We incorporated some of the work of Byron Katie. Think of a specific thought you want to change and ask yourself the following four powerful questions. You might find yourself thinking and acting differently.

The Four Questions 
   

    1. Is it true?
    2. Can you absolutely know that it’s true?
    3. How do you react when you think that thought?
    4. Who would you be without the thought?

How hard is it for you to change your  behavior? Do you find changing people's behavior a challenge?

Changing Minds

“All leadership comes down to this: changing people’s behavior.” – Alan Deutschman in Fast Company (“Change or Die,” May 2005)

Changing people’s behavior is the most important challenge for business leaders competing in unpredictable environments.

“The central issue is never strategy, structure, culture, or systems,” asserts Dr. John P. Kotter, a retired Harvard Business School professor who specializes in leadership. “The core of the matter is always about changing the behavior of people.”

What works—and why is change so incredibly difficult?

A Fast Company article, “Change or Die” (May 2005), reveals that when faced with a health crisis like heart disease, only one in nine individuals makes the necessary, lifesaving changes required to live longer.

Minds are hard to change, yet so many aspects of our lives are directed toward doing just that.

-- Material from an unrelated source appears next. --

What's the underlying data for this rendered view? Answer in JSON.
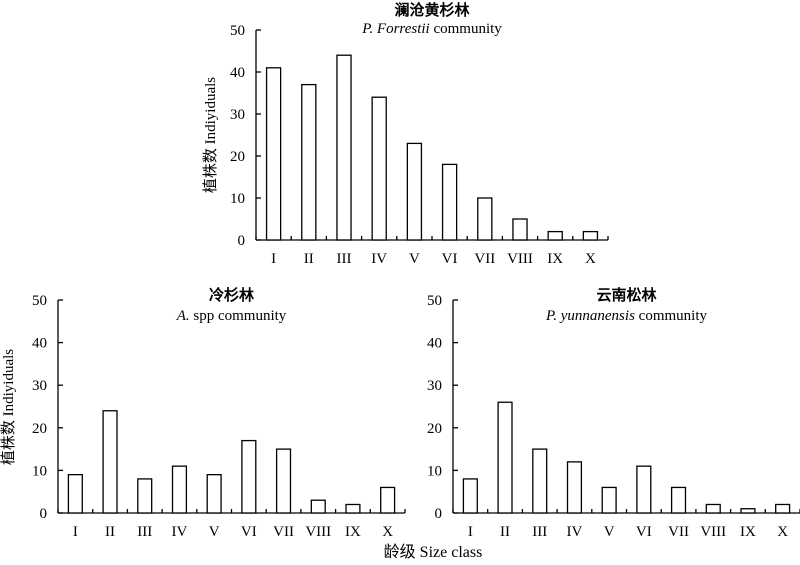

We face a supplier who needs to respond more quickly, a subordinate who must perform a task differently, or a peer who should recognize the importance of our project and commit to it. We clearly acknowledge the need for others to change their minds and act differently. We also know we need to change our own minds at certain times.

Many of us are professionally involved in the business of changing people’s minds. A CEO, executive, or team leader must convince and secure commitment; a salesperson must close the sale and persuade consumers to think differently about new product features; consultants and coaches must change minds to motivate groups and individuals to perform more effectively for improved results.

Why are our brains wired in a way that seems to resist change so tenaciously? In their book How the Way We Talk Can Change the Way We Work (2001), authors Robert Kegan and Lisa Laskow Lahey describe the process of resistance and our body’s and mind’s natural tendency to revert to what they’re used to doing—a process called homeostasis.

In this new millennium, with ever-increasing discoveries about the brain, has cognitive neuroscience discovered clues to what is required to help people change their way of thinking so they can modify their behavior? Professor Howard Gardner, a lifelong researcher and expert on the mind, believes we’ve reached this point:

“Of all of the species on earth, we human beings are the ones who specialize in voluntary mind change: we change the minds of others, we change our own minds. We have even crafted various technologies that allow us to extend the sweep of mind change: powerful mechanical artifacts like writing implements, televisions, and computers…In the coming decade, mind changing will continue and, in all probability, accelerate.” —Changing Minds, 2004.

Working with a seasoned executive coach trained in emotional intelligence and incorporating leadership assessments such as the BarOn EQi and CPI 260 can help you become a fully engaged leader. You can become a leader who models emotional intelligence and social intelligence, and who inspires people to become happily engaged with the strategy and vision of the company.